I've recently begun learning some elementary set theory, however I have never had to rigorously prove anything before so I've been struggling to construct some elementary proofs, in particular the following exercise:
Prove (A $\subset$ C) $\land$ (B $\subset$ C) $\Leftrightarrow$ (A $\cup$ B) $\subset$ C
I'm constructing it such that I prove the left side implies the right and vice versa. I feel I've proved it left to right but I'm struggling to prove the converse.
From left to right:
Let ($x$ $\in$ A) $\land$ ($y$ $\in$ B) $\Rightarrow$ ($x$ $\in$ C) $\land$ ($y$ $\in$ C) $\Rightarrow$ ($x,y$ $\in$ C) $\land$ ($x,y$ $\in$ (A $\cup$ B)) $\Rightarrow$ (A $\cup$ B) $\subset$ C
From right to left:
Let ($x$ $\in$ (A $\cup$ B)) $\land$ ($x$ $\in$ C) $\Rightarrow$ ($x$ $\in$ A) $\lor$ ($x$ $\in$ B) $\Rightarrow$ (A $\subset$ C) $\lor$ (B $\subset$ C)

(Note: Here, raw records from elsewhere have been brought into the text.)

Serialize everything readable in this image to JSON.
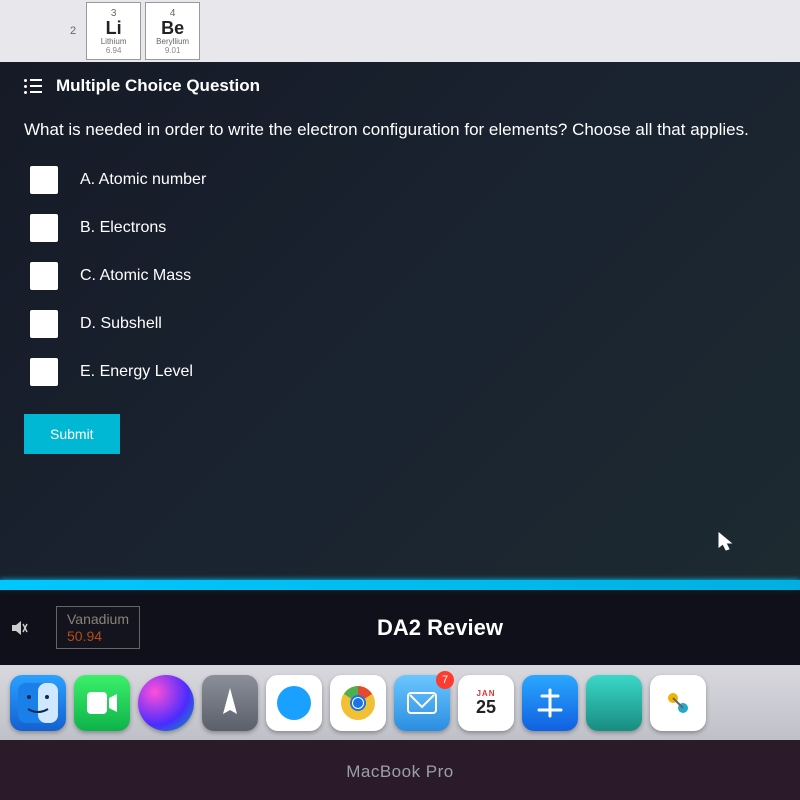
{
  "periodic": {
    "period_label": "2",
    "cell1": {
      "num": "3",
      "sym": "Li",
      "name": "Lithium",
      "mass": "6.94"
    },
    "cell2": {
      "num": "4",
      "sym": "Be",
      "name": "Beryllium",
      "mass": "9.01"
    }
  },
  "panel": {
    "header": "Multiple Choice Question",
    "question": "What is needed in order to write the electron configuration for elements? Choose all that applies.",
    "options": [
      "A.  Atomic number",
      "B.  Electrons",
      "C.  Atomic Mass",
      "D.  Subshell",
      "E.  Energy Level"
    ],
    "submit": "Submit"
  },
  "review": {
    "element_name": "Vanadium",
    "element_mass": "50.94",
    "title": "DA2 Review"
  },
  "dock": {
    "calendar_month": "JAN",
    "calendar_day": "25",
    "mail_badge": "7"
  },
  "device": {
    "label": "MacBook Pro"
  }
}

You can see I end up only proving that A or B are subsets of C, not strictly that both are subsets. I can see intuitively that the original statement is both true and obvious, but I'm struggling to write it in formal logic so any help as to where I've went wrong would be appreciated.
Actually the left to right is not right.
To show that $(A \cup B) \subset C$ you need to show that if $x \in A \cup B$, then $x \in C$. That is, you need to work with the same one object $x$, rather than with two objects $x$ and $y$
So in that respect, you actually set it up better in the right to left case, as there you actually are working with just one object.
OK, but for the right to left case. Note that you are trying to show two things: That $A \subset C$, and that $B \subset C$. So, I would think of this as two 'half' proofs: one proof where you assume that $x \in A$, and then show that $x \in C$, and another where you assume that $x \in B$, and then show that $x \in C$. Of course, in both cases you need to use the premise that $(A \cup B) \subset C$